Rescuers were pulled out of the mine early today because of dangerously high levels of methane, and crews were beginning the process of drilling boreholes to vent the explosive gases and make it safe for rescuers to return underground.

The holes will be drilled in three places where the four missing miners are most likely going to be — near the mining wall and inside the rescue chamber, said Jimmy Gianato, state director of the Division of Homeland Security and Emergency Management. The holes have to be vented as they are drilled down and pipes have to be inserted to seal off the layers of mined-out area between solid rock, Manchin said.

The rescue teams searched past the point where they were endangering their own lives, Stricklin said. They reached the first of two rescue chambers in the mine before methane levels became too high to continue, he said.

Miners have enough food and water to last 96 hours, he said.

“As soon as we can send rescue teams back in the mine, we’ll do it,” Stricklin said. “I think it’s a dire situation.”

Sheri McGraw, director of communications for the American Red Cross’ Central West Virginia chapter, was with miners’ families when state and mine officials told them that 25 miners have been found dead so far.

“I just don’t think there is much hope held out at all [with the families],” McGraw said. “They made it clear to the families that it is not a good situation in there and probably not survivable.”

When the families were told the latest news, there were all sorts of reactions, she said.

“I think in a situation like this, everybody acts differently,” McGraw said. “Some people go blank, some break down and cry, some rage and are angry. It was all of this all at the same time.”

Rep. Nick Rahall, a Democrat who has represented the area in Congress for more than 30 years, traveled to the scene to stand vigil with the families of the missing 19 miners. Rahall said he and Manchin had just visited with the miners’ families.

“There is a great deal of comfort being bestowed on them right now,” Rahall said at a 6 a.m. press conference. “All things considered they are strong.”

One man, a family member of a victim of the Sago disaster, drove down to be with the families, he said.

“He is able to talk to them in a way very few could,” Manchin said.

Though names have not been released, three members of one family all died in the disaster, Manchin said. Another member of the family was also in the mine, but survived, he said. That man lost his son, nephew and older brother, said Manchin, who lost an uncle in the Farmington Mine disaster in 1968.

One of the four men still missing was believed to be running the longwall miner deep in the mine, Manchin said. The others were believed to be in another section, deep in the mine.

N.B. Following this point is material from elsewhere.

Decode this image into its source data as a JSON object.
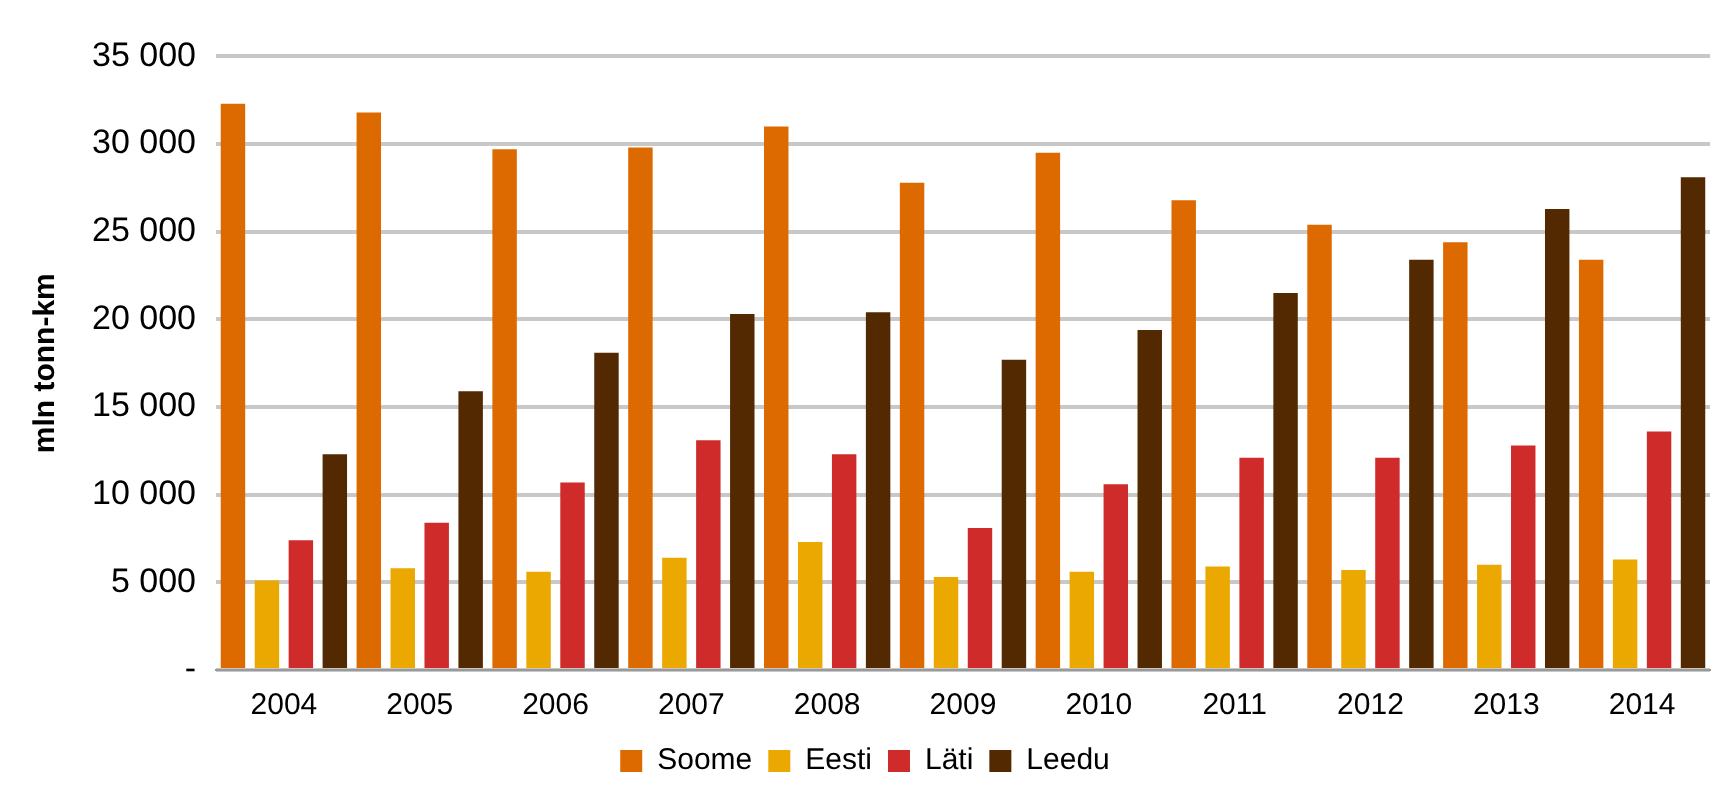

Gianato said that some emergency breathing devices were missing from a storage cache deep in the mine. Rescuers are operating under the assumption that trapped miners may have grabbed those to help them survive until help arrived, he said.

The accident occurred at about 3 p.m. Monday at Massey Energy subsidiary Performance Coal Co.’s Upper Big Branch Mine-South.

Stricklin said at a briefing just after 2 a.m. Tuesday that 25 miners were killed in the explosion.

The explosion is the deadliest mine disaster in the United States since 1984, when 27 people were killed at a Utah mine.

Stricklin said the explosion is believed to have occurred near shift change as a crew was exiting the operation in a mantrip, an underground mine vehicle.

There were nine miners on the mantrip, Manchin said at a 4 a.m. press conference after meeting with the miners’ families. Of those, seven died and two survived and are in the hospital, he said. One of the seven died at the hospital, he said.